ElasticSearch-定义自定义字母顺序进行排序 [英] ElasticSearch - define custom letter order for sorting
问题描述
我正在使用ElasticSearch 2.4.2(通过Java的HibernateSearch 5.7.1.Final).
I'm using ElasticSearch 2.4.2 (via HibernateSearch 5.7.1.Final from Java).
我对字符串排序有问题.
我的应用程序的语言带有变音符号,其中包含特定的字母
订购.例如,Ł
直接在L
之后,Ó
在O
之后,依此类推.
因此,您应该按以下方式对字符串进行排序:
I have a problem with string sorting.
The language of my application has diacritics, which have a specific alphabetic
ordering. For example Ł
goes directly after L
, Ó
goes after O
, etc.
So you are supposed to sort the strings like this:
Dla
Dła
Doa
Dóa
Dza
Eza
ElasticSearch首先按典型字母排序,然后移动所有奇怪的字符 末尾的字母:
ElasticSearch sorts by typical letters first, and moves all strange letters to at the end:
Dla
Doa
Dza
Dła
Dóa
Eza
我可以为ElasticSearch添加自定义字母顺序吗? 也许有一些插件吗? 我需要编写自己的插件吗?我该如何开始?
Can I add a custom letter ordering for ElasticSearch? Maybe there are some plugins for this? Do I need to write my own plugin? How do I start?
我找到了插件对于ElasticSearch的波兰语语言,
但据我了解,它是用于分析的,而分析不是解决方案
就我而言,因为它将忽略变音符号,并留下混有L
和Ł
的单词:
I found a plugin for Polish language for ElasticSearch,
but as I understand it is for analysing, and analysing is not a solution
in my case, because it will ignore diacritics and leave words with L
and Ł
mixed:
Dla
Dłb
Dlc
这有时是可以接受的,但在我的特定用例中是不可接受的.
This would sometimes be acceptable, but is not acceptable in my specific usecase.
对此,我将不胜感激.
推荐答案
I've never used it, but there is a plugin that could fit your needs: the ICU collation plugin.
您将必须使用icu_collation
令牌过滤器,该过滤器会将令牌转换为归类密钥.因此,您需要在Hibernate Search中使用单独的@Field
(例如myField_sort
).
You will have to use the icu_collation
token filter, which will turns the tokens into collation keys. For that reason you will need to use a separate @Field
(e.g. myField_sort
) in Hibernate Search.
您可以使用@Field(name = "myField_sort", analyzer = @Analyzer(definition = "myCollationAnalyzer"))

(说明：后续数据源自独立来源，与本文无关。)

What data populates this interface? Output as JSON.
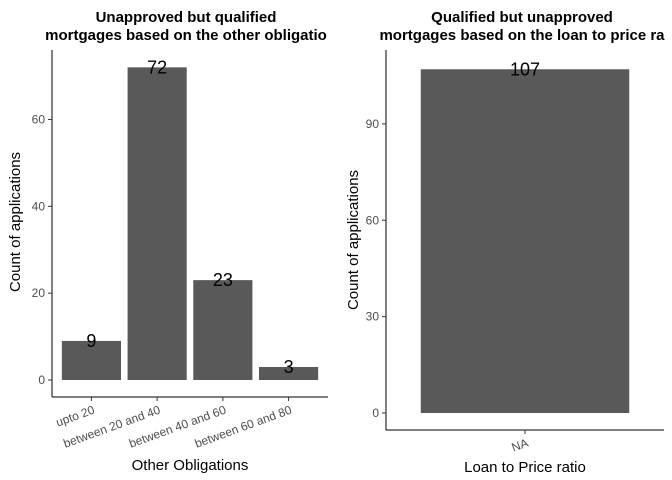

将特定的分析器分配给您的字段,然后使用其中一个实体上的类似名称来定义此分析器(类型,参数):
You can assign a specific analyzer to your field with @Field(name = "myField_sort", analyzer = @Analyzer(definition = "myCollationAnalyzer"))
, and define this analyzer (type, parameters) with something like that on one of your entities:
@Entity
@Indexed
@AnalyzerDef(
name = "myCollationAnalyzer",
filters = {
@TokenFilterDef(
name = "polish_collation",
factory = ElasticsearchTokenFilterFactory.class,
params = {
@Parameter(name = "type", value = "'icu_collation'"),
@Parameter(name = "language", value = "'pl'")
}
)
}
)
public class MyEntity {
有关更多信息,请参见文档: https ://docs.jboss.org/hibernate/stable/search/reference/zh-CN/html_single/#_custom_analyzers
See the documentation for more information: https://docs.jboss.org/hibernate/stable/search/reference/en-US/html_single/#_custom_analyzers
It's admittedly a bit clumsy right now, but analyzer configuration will get a bit cleaner in the next Hibernate Search version with normalizers and analyzer definition providers.
注意:通常,您的字段需要声明为可排序(@SortableField(forField = "myField_sort")
).
Note: as usual, your field will need to be declared as sortable (@SortableField(forField = "myField_sort")
).
这篇关于ElasticSearch-定义自定义字母顺序进行排序的文章就介绍到这了,希望我们推荐的答案对大家有所帮助,也希望大家多多支持IT屋!